Monocyte neutrophil elastase inhibitor (MNEI), also known as SERPINB1 inhibits PR3, NE and CatG. The kass of MNEI with PR3 is 3 x 104 M-1s-1. SerpinB1 is found in the cytoplasm of neutrophils, acting as a protease shield, protecting these cells from their own granular proteases.
Canonical inhibitors, such as elafin and secretory leukocyte protease inhibitor (SLPI) are found in high quantities in bodily fluids. They can inhibit NSPs in addition to having antimicrobial activities. Elafin has a high affinity to NE and PR3, with inhibition of membrane bound forms (PR3m) at the surface of activated neutrophils. Elafin-PR3m complexes remain bound on the neutrophil cell surface. Not only is PR3 not inhibited by SLPI, but it also can degrade SLPI. It is believed that this may be related to the reduced size of the S1 pocket of PR3 and unfavorable charge contacts.

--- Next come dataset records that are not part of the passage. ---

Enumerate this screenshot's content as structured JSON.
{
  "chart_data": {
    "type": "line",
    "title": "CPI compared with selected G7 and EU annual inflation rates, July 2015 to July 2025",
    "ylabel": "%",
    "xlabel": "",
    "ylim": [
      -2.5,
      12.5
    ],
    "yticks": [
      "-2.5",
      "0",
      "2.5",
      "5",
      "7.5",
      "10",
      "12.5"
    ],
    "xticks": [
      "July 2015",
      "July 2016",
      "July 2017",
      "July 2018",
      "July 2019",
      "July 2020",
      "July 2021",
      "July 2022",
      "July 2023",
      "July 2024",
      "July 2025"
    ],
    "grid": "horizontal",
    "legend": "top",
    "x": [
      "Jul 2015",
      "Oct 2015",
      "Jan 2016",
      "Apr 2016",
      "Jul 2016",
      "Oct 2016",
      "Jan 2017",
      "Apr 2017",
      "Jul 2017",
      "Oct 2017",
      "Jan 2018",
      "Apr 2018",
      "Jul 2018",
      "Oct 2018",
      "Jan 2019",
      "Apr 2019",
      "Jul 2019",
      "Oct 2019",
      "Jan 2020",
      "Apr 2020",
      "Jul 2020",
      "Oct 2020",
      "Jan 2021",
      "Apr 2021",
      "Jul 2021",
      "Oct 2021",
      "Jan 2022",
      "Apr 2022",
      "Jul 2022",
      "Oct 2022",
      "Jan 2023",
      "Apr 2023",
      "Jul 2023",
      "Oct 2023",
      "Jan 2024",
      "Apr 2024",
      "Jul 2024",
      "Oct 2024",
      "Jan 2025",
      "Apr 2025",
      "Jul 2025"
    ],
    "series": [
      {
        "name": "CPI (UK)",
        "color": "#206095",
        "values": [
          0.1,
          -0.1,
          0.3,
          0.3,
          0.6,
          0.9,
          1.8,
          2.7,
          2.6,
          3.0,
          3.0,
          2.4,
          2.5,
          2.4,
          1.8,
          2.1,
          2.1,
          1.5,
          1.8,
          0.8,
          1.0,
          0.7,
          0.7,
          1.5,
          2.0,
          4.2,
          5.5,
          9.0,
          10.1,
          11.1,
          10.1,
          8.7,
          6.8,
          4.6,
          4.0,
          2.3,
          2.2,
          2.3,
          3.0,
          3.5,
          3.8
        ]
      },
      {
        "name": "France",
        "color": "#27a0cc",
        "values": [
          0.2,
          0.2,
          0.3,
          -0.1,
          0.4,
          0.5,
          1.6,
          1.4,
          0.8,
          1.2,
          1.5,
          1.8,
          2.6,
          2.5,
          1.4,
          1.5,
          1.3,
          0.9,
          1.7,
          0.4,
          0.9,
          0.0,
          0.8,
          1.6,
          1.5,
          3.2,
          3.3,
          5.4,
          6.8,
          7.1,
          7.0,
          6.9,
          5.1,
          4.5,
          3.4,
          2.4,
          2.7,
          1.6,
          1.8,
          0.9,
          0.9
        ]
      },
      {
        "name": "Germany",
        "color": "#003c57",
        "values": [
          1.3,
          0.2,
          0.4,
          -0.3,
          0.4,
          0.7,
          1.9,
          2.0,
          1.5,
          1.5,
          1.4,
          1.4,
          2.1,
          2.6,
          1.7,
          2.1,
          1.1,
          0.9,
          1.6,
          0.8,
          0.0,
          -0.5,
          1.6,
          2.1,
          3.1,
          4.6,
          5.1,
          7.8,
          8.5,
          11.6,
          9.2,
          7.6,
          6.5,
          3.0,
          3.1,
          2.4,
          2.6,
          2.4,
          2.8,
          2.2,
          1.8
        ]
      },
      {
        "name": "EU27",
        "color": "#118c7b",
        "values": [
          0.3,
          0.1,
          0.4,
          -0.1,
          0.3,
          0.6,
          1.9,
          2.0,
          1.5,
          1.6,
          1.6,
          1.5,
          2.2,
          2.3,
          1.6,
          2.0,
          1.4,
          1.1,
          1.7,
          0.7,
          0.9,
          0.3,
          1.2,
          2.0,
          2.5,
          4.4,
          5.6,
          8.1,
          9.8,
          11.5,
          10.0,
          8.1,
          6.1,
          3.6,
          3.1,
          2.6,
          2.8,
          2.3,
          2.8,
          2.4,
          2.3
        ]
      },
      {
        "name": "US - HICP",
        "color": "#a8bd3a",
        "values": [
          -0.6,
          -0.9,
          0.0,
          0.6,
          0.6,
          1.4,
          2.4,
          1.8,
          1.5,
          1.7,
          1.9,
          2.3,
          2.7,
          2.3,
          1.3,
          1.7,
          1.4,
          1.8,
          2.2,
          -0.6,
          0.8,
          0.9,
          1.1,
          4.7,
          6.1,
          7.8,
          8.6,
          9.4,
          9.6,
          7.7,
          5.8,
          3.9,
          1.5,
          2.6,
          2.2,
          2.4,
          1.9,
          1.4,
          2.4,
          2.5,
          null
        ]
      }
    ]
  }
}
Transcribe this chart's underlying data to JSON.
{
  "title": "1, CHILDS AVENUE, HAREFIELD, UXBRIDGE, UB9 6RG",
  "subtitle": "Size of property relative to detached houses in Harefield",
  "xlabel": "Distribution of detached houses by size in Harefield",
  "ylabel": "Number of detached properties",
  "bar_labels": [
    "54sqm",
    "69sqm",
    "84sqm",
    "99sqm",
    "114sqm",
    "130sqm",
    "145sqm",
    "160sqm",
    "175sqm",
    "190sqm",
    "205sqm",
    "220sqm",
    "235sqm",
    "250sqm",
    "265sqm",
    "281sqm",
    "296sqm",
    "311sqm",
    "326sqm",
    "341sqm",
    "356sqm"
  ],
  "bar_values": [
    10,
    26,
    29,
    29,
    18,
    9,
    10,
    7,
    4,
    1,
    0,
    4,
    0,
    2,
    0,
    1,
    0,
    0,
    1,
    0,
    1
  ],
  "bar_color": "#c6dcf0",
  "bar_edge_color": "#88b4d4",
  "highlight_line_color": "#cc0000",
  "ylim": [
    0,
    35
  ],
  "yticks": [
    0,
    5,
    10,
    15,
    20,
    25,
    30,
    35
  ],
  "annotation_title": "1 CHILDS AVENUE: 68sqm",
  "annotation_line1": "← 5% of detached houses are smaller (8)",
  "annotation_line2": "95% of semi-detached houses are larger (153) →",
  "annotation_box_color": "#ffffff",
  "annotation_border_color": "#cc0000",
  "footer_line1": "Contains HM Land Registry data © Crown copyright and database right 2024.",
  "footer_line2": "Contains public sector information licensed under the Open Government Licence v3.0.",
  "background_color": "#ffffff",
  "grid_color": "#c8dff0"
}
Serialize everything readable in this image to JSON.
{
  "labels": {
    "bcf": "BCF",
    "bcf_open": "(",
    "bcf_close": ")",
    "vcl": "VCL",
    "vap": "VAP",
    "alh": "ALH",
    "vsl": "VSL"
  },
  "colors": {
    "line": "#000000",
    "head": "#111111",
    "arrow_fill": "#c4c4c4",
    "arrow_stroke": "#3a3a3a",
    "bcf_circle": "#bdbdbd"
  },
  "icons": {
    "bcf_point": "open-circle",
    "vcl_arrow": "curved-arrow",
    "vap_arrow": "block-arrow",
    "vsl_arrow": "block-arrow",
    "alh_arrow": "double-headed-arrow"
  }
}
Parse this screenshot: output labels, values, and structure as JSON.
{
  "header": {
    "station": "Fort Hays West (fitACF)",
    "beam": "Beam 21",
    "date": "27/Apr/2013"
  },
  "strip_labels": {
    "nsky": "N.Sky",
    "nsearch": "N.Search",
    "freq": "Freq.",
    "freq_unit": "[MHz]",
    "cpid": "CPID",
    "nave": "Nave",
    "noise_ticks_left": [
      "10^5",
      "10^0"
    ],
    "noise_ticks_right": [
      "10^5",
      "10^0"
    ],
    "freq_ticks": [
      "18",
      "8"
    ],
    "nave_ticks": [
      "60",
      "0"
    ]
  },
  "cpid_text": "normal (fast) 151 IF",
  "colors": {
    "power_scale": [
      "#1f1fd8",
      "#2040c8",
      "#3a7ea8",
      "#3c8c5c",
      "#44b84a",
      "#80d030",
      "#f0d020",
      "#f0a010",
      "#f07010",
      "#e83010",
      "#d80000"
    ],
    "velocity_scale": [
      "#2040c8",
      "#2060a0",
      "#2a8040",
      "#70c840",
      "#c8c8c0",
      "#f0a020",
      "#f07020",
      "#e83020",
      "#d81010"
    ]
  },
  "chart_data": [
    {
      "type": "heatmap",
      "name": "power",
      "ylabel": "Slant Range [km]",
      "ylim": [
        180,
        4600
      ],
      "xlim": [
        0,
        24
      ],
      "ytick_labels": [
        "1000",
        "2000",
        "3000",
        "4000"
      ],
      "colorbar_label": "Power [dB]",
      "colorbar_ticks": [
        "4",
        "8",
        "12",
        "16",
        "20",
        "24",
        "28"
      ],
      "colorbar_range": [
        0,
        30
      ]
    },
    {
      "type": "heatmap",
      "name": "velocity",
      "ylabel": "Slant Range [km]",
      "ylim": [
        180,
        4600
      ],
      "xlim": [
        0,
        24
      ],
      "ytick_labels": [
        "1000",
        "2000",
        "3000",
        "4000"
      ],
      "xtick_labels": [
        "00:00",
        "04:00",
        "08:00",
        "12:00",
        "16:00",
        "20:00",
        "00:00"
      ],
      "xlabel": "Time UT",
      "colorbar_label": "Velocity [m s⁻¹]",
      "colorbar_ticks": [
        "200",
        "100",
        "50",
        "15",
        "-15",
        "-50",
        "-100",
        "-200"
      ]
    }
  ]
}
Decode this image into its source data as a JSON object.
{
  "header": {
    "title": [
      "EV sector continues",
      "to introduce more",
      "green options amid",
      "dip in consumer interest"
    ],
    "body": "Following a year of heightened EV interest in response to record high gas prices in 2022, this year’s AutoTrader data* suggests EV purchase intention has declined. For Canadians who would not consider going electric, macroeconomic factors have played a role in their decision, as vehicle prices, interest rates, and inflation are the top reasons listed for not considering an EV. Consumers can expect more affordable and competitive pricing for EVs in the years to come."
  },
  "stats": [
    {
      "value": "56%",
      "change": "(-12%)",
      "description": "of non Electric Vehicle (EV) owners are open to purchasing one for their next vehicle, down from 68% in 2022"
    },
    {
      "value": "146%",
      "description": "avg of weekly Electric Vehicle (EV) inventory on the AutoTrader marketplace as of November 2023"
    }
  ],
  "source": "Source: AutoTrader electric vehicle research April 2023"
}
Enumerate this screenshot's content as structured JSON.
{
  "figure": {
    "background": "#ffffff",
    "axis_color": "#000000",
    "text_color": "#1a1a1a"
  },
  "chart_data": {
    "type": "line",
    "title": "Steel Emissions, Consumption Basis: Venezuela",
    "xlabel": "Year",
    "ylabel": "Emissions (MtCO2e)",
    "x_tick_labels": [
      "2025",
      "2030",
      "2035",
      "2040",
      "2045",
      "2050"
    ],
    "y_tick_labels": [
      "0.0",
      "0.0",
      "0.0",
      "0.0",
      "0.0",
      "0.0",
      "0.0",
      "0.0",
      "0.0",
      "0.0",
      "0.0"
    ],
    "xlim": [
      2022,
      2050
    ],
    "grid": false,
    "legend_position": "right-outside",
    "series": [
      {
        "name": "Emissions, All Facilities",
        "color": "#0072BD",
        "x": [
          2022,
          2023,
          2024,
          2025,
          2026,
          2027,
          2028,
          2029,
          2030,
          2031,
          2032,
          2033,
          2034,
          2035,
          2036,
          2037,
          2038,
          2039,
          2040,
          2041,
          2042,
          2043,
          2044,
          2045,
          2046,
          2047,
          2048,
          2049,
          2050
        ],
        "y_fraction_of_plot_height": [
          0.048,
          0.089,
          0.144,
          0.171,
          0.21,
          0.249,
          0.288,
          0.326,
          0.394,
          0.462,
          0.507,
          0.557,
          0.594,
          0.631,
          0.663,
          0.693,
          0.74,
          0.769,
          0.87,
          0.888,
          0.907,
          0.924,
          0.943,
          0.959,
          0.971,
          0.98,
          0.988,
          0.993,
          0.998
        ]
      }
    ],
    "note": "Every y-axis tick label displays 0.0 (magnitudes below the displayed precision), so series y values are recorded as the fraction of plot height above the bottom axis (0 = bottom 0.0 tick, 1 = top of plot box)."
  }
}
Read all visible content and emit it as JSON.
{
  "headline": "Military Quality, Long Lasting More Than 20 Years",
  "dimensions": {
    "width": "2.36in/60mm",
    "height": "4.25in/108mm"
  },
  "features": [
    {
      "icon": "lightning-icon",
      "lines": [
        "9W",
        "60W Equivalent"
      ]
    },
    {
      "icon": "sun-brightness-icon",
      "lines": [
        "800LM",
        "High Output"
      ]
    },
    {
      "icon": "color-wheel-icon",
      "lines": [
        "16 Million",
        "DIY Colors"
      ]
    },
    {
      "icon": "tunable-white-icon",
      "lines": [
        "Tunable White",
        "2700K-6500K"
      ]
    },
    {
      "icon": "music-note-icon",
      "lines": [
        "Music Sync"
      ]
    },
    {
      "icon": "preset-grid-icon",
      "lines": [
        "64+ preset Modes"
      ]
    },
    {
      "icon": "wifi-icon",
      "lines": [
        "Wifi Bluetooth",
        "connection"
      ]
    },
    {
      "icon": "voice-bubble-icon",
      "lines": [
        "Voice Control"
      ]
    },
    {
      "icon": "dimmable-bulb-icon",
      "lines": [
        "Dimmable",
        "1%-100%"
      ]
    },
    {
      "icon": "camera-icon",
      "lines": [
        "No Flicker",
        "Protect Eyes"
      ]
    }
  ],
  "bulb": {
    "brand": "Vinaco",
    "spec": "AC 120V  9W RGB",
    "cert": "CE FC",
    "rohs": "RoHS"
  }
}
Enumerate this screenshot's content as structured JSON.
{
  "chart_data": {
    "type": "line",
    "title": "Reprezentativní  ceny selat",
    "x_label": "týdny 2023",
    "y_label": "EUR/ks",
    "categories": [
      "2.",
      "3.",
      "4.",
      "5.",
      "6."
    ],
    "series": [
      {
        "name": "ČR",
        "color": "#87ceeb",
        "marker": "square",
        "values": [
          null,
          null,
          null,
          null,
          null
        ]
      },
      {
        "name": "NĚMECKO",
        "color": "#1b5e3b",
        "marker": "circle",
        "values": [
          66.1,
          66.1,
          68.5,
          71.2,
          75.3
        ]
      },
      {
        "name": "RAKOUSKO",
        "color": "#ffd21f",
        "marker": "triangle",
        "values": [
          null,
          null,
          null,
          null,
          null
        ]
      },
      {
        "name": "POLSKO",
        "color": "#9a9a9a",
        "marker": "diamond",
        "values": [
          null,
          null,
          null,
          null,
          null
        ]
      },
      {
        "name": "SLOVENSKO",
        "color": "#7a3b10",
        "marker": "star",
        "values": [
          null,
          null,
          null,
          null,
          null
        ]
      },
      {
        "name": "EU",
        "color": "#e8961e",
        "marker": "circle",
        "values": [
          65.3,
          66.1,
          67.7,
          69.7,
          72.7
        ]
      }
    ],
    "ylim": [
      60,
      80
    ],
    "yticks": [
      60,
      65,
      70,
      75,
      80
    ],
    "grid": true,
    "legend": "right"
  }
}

α-2-Macroglobulin (α2M) is a plasma protein which controls protease activities primarily within the circulation. It non-specifically inhibits all proteases regardless of their catalytic mechanism. The kass of α2M with PR3 is 1 .1 x 107 M-1s-1 .
NSPs as a biomarkers
NSP antigen vs activity assays for detection as a biomarker:
Assessing active protease levels, particularly in complex biological samples such as sputum or bronchiolar lavage samples are problematic due to a lack of reliable and robust methodologies, which result in data with high variability and limited reproducibility. Other commercially available antibody-based assays measure total protease levels that are comprised of latent, active, and inhibitor-bound enzymes. Latent and inhibitor-bound forms of the proteases may have limited value regarding correlation to disease severity.
To address the issue of a robust activity-specific, a new technology, has been developed and is now commercially available from ProAxsis. ProteaseTag™ assays capture active proteases without substrates by using a protease-specific and non-reversible inhibitor tag and subsequent antibody for signal amplification. Like a standard sandwich ELISA with a protease inhibitor in place of a capture antibody. The ProteaseTag™ technology allows the assays to discern between active protease and proteases complexed with inhibitors (e.g. alpha1 antitrypsin) or proteases in a latent conformation.
ProteaseTag assays are available to measure active NE and PR3 in a 96-well quantitative format and for NE in a lateral flow qualitative assay format.
A variety of studies show that NSPs increase in a variety of respiratory disease states (listed below) and correlate with markers of airway inflammation, as well as show that the activity of NSPs increase with exacerbations.
- Cystic Fibrosis
- Chronic Obstructive Pulmonary Disease (COPD)
- Alpha-1 antitrypsin deficiency (α1AT)
- Lung transplant
- Cigarette smoke and e-cigarette studies
Granulomatosis with polyangiitis (GPA)
GPA, formally known as Wegener’s granulomatosis, is characterized by necrotizing granulomatous inflammation and vasculitis of small blood vessels. In this disease antineutrophil cytoplasmic autoantibodies (ANCAs) interact with membrane bound PR3, resulting in excessive activation of neutrophils with production of reactive oxygen species and the release of granule stored proteases. Plasma levels of PR3 is significantly raised in subjects with vasculitis compared to healthy controls, however no correlations were seen with disease activity or inflammation.
Other inflammatory diseases
The expression of PR3 on the membranes of neutrophils is increased in subjects with rheumatoid arthritis and is subsequently reduced after anti-inflammatory treatment.